Once your human review workflow is created, it appears in the table on the Human review workflows page. When the Status is Active, copy and save the Workflow ARN. You need it for the next step.

Step 3: Start a Human Loop

You must use an API operation to start a human loop. There are a variety of language-specific SDKs that you can use to interact with these API operations. To see documentation for each of these SDKs, refer to the See Also section in the API documentation, as shown in the following image.

For this tutorial, you use one of the following APIs:

You can interact with these APIs using a SageMaker notebook instance (recommended for new users) or the AWS Command Line Interface (AWS CLI). Choose one of the following to learn more about these options:

Select your task type in the following table to see example requests for Amazon Textract and Amazon Rekognition using the AWS SDK for Python (Boto3).

Amazon Textract – Key-value pair extraction

The following example uses the AWS SDK for Python (Boto3) to call analyze_document in us-west-2. Replace the italicized red text with your resources. Include the DataAttributes parameter if you are using the Amazon Mechanical Turk workforce. For more information, see the analyze_document documention in the AWS SDK for Python (Boto) API Reference.

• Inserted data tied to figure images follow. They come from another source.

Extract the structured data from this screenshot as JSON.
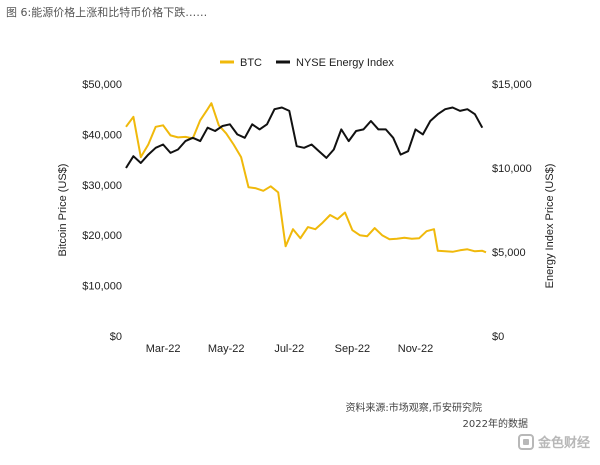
{
  "caption": "图 6:能源价格上涨和比特币价格下跌……",
  "source": "资料来源:市场观察,币安研究院",
  "note": "2022年的数据",
  "watermark": "金色财经",
  "chart_data": {
    "type": "line",
    "xlabel": "",
    "ylabel_left": "Bitcoin Price (US$)",
    "ylabel_right": "Energy Index Price (US$)",
    "ylim_left": [
      0,
      50000
    ],
    "ylim_right": [
      0,
      15000
    ],
    "yticks_left": [
      "$0",
      "$10,000",
      "$20,000",
      "$30,000",
      "$40,000",
      "$50,000"
    ],
    "yticks_right": [
      "$0",
      "$5,000",
      "$10,000",
      "$15,000"
    ],
    "xticks": [
      {
        "label": "Mar-22",
        "x": 10
      },
      {
        "label": "May-22",
        "x": 27
      },
      {
        "label": "Jul-22",
        "x": 44
      },
      {
        "label": "Sep-22",
        "x": 61
      },
      {
        "label": "Nov-22",
        "x": 78
      }
    ],
    "x_range": [
      0,
      97
    ],
    "legend_position": "top",
    "grid": false,
    "series": [
      {
        "name": "BTC",
        "color": "#f0b90b",
        "axis": "left",
        "points": [
          [
            0,
            41500
          ],
          [
            2,
            43500
          ],
          [
            4,
            35500
          ],
          [
            6,
            38000
          ],
          [
            8,
            41500
          ],
          [
            10,
            41800
          ],
          [
            12,
            39800
          ],
          [
            14,
            39400
          ],
          [
            16,
            39500
          ],
          [
            18,
            39200
          ],
          [
            20,
            42800
          ],
          [
            22,
            45000
          ],
          [
            23,
            46200
          ],
          [
            25,
            41800
          ],
          [
            27,
            40200
          ],
          [
            29,
            38000
          ],
          [
            31,
            35500
          ],
          [
            33,
            29500
          ],
          [
            35,
            29300
          ],
          [
            37,
            28800
          ],
          [
            39,
            29700
          ],
          [
            41,
            28500
          ],
          [
            43,
            17800
          ],
          [
            45,
            21200
          ],
          [
            47,
            19400
          ],
          [
            49,
            21600
          ],
          [
            51,
            21200
          ],
          [
            53,
            22500
          ],
          [
            55,
            24000
          ],
          [
            57,
            23200
          ],
          [
            59,
            24500
          ],
          [
            61,
            21000
          ],
          [
            63,
            20000
          ],
          [
            65,
            19800
          ],
          [
            67,
            21400
          ],
          [
            69,
            20000
          ],
          [
            71,
            19200
          ],
          [
            73,
            19300
          ],
          [
            75,
            19500
          ],
          [
            77,
            19300
          ],
          [
            79,
            19400
          ],
          [
            81,
            20800
          ],
          [
            83,
            21200
          ],
          [
            84,
            16900
          ],
          [
            86,
            16800
          ],
          [
            88,
            16700
          ],
          [
            90,
            17000
          ],
          [
            92,
            17200
          ],
          [
            94,
            16800
          ],
          [
            96,
            16900
          ],
          [
            97,
            16600
          ]
        ]
      },
      {
        "name": "NYSE Energy Index",
        "color": "#111111",
        "axis": "right",
        "points": [
          [
            0,
            10000
          ],
          [
            2,
            10700
          ],
          [
            4,
            10300
          ],
          [
            6,
            10800
          ],
          [
            8,
            11200
          ],
          [
            10,
            11400
          ],
          [
            12,
            10900
          ],
          [
            14,
            11100
          ],
          [
            16,
            11600
          ],
          [
            18,
            11800
          ],
          [
            20,
            11600
          ],
          [
            22,
            12400
          ],
          [
            24,
            12200
          ],
          [
            26,
            12500
          ],
          [
            28,
            12600
          ],
          [
            30,
            12000
          ],
          [
            32,
            11800
          ],
          [
            34,
            12600
          ],
          [
            36,
            12300
          ],
          [
            38,
            12600
          ],
          [
            40,
            13500
          ],
          [
            42,
            13600
          ],
          [
            44,
            13400
          ],
          [
            46,
            11300
          ],
          [
            48,
            11200
          ],
          [
            50,
            11400
          ],
          [
            52,
            11000
          ],
          [
            54,
            10600
          ],
          [
            56,
            11100
          ],
          [
            58,
            12300
          ],
          [
            60,
            11600
          ],
          [
            62,
            12200
          ],
          [
            64,
            12300
          ],
          [
            66,
            12800
          ],
          [
            68,
            12300
          ],
          [
            70,
            12300
          ],
          [
            72,
            11800
          ],
          [
            74,
            10800
          ],
          [
            76,
            11000
          ],
          [
            78,
            12300
          ],
          [
            80,
            12000
          ],
          [
            82,
            12800
          ],
          [
            84,
            13200
          ],
          [
            86,
            13500
          ],
          [
            88,
            13600
          ],
          [
            90,
            13400
          ],
          [
            92,
            13500
          ],
          [
            94,
            13200
          ],
          [
            96,
            12400
          ],
          [
            98,
            12500
          ],
          [
            100,
            13000
          ],
          [
            102,
            13000
          ]
        ]
      }
    ]
  }
}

response = client.analyze_document( Document={ "S3Object": { "Bucket": "AWSDOC-EXAMPLE-BUCKET", "Name": "document-name.pdf" } }, HumanLoopConfig={ "FlowDefinitionArn":"arn:aws:sagemaker:us-west-2:111122223333:flow-definition/flow-definition-name", "HumanLoopName":"human-loop-name", "DataAttributes" : { "ContentClassifiers":["FreeOfPersonallyIdentifiableInformation","FreeOfAdultContent"] } }, FeatureTypes=["TABLES", "FORMS"])
Amazon Rekognition – Image moderation

The following example uses the AWS SDK for Python (Boto3) to call detect_moderation_labels in us-west-2. Replace the italicized red text with your resources. Include the DataAttributes parameter if you are using the Amazon Mechanical Turk workforce. For more information, see the detect_moderation_labels documentation in the AWS SDK for Python (Boto) API Reference.

response = client.detect_moderation_labels( Image={ "S3Object":{ "Bucket": "AWSDOC-EXAMPLE-BUCKET", "Name": "image-name.png" } }, HumanLoopConfig={ "FlowDefinitionArn":"arn:aws:sagemaker:us-west-2:111122223333:flow-definition/flow-definition-name", "HumanLoopName":"human-loop-name", "DataAttributes":{ ContentClassifiers:["FreeOfPersonallyIdentifiableInformation"|"FreeOfAdultContent"] } })

Step 4: View Human Loop Status in Console

When you start a human loop, you can view its status in the Amazon A2I console.

To view your human loop status

  1. Open the Augmented AI console at https://console.aws.amazon.com/a2i to access the Human review workflows page.

  2. Select the human review workflow that you used to start your human loop.

  3. In the Human loops section, you can see your human loop. View its status in the Status column.

Step 5: Download Output Data

Your output data is stored in the Amazon S3 bucket you specified when you created a human review workflow.

To view your Amazon A2I output data

  1. Open the Amazon S3 console.

  2. Select the Amazon S3 bucket you specified when you created your human review workflow in step 2 of this example.

  3. Starting with the folder that is named after your human review workflow, navigate to your output data by selecting the folder with the following naming convention:

    s3://output-bucket-specified-in-human-review-workflow/human-review-workflow-name/YYYY/MM/DD/hh/mm/ss/human-loop-name/output.json
  4. Select output.json and choose Download.